Now onto the laptop running and tweaking it. initial use with the 256GB NVME the system is snappy, super quick to boot as you'd expect, a restart from desktop to desktop in 25 seconds. Not much noise coming from the system with general use and web browsing. There isn't much in the way of bloatware from HP, just the command center and another app I can't remember but nothing I would be too concerned with.

I had a clean install since I installed my Evo 970, HP command center installed, latest NV drivers and gave it a test on Cinebench R20 to check the thermals. My scores were around 2300 initially due to thermal throttling, as you can expect froma 6 core CPU in a laptop it's going to get toasty, very swiftly the CPU would throttle and lower the clocks substantially effecting performance.

I repasted the CPU with Thermal Grizzly Kryonaut, the process of taking the HSF off was a bit fiddly, mostly the small screws they're very delicate and have to be so careful not to damage them as to not be able to screw them in properly, then fiddling taking the fan grills off, took me quite a bit of time to work out how to get them back on. But in the grand scheme of things, very simple.
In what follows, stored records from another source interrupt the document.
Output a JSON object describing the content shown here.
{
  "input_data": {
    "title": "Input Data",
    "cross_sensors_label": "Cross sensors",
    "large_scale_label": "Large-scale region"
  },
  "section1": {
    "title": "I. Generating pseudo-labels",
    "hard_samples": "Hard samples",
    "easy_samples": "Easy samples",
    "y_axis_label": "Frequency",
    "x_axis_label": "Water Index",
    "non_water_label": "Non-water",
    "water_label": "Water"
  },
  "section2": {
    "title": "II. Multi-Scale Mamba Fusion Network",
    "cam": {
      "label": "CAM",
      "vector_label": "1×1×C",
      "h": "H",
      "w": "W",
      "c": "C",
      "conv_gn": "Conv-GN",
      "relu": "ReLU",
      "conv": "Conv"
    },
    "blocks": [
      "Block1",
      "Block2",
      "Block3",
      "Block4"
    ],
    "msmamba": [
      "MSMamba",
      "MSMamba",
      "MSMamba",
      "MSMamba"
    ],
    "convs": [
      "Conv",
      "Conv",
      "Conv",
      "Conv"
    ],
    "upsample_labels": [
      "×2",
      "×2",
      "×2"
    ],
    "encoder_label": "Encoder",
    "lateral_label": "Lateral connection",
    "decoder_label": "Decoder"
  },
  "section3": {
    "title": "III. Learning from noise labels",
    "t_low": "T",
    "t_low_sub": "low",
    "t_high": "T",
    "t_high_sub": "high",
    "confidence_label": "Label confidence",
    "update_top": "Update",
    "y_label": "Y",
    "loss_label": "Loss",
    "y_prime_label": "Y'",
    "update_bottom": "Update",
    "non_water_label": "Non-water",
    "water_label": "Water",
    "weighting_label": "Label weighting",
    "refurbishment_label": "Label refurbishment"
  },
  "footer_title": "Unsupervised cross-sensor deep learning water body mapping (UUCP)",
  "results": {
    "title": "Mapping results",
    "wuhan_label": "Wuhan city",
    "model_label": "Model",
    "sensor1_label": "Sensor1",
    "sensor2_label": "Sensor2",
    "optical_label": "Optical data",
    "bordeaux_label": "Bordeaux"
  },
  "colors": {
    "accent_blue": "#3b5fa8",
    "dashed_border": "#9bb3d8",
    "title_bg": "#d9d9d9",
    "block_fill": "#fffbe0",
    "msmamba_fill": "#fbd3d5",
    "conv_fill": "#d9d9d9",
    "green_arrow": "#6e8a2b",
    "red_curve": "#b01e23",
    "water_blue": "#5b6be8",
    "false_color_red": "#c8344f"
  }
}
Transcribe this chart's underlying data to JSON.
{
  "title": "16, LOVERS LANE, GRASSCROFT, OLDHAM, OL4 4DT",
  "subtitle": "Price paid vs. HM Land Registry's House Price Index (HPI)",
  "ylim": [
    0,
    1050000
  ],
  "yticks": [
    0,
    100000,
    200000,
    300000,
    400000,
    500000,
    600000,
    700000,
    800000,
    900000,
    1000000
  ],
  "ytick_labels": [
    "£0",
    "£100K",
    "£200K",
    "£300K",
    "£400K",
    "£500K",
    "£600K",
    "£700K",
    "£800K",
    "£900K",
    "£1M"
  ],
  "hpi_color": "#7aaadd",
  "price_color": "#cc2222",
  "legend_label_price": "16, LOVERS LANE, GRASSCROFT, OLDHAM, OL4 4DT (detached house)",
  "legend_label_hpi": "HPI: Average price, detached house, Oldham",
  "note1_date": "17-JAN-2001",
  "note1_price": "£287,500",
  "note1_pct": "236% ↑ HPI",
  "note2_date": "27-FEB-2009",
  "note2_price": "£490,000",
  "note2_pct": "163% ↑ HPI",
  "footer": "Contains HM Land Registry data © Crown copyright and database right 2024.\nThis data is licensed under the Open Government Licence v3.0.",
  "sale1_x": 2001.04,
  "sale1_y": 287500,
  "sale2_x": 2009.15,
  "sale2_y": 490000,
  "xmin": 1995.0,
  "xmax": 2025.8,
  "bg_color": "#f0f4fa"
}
Now repasted, tweaking the CPU with an undervolt of -0.140mv on the core/cache and -0.100mv on the iGPU (unsure if this has any impact). The GPU is tweaked at a +130 on the core and +800 on the memory (Samsung memory). The results were a good 15 degrees reduction in temperature around 85 max in Cinebench R20 and scores improved to 3150.

Gaming wise, this laptop gets quite loud, but I don't find it overly distracting especially on the cooling pad, and to my surprise in BF V (Running exceptional smooth on Ultra with RTX enabled in DX12) the GPU was hitting clocks of up to 1950 and holding around 1800 at a minimum!

That's just a short type up of my findings with a 15.6" gaming laptop with a MAX Q GPU which seems to perform more like a full fat version, this version does have an 80W 2070 but on performance it can take over 90W.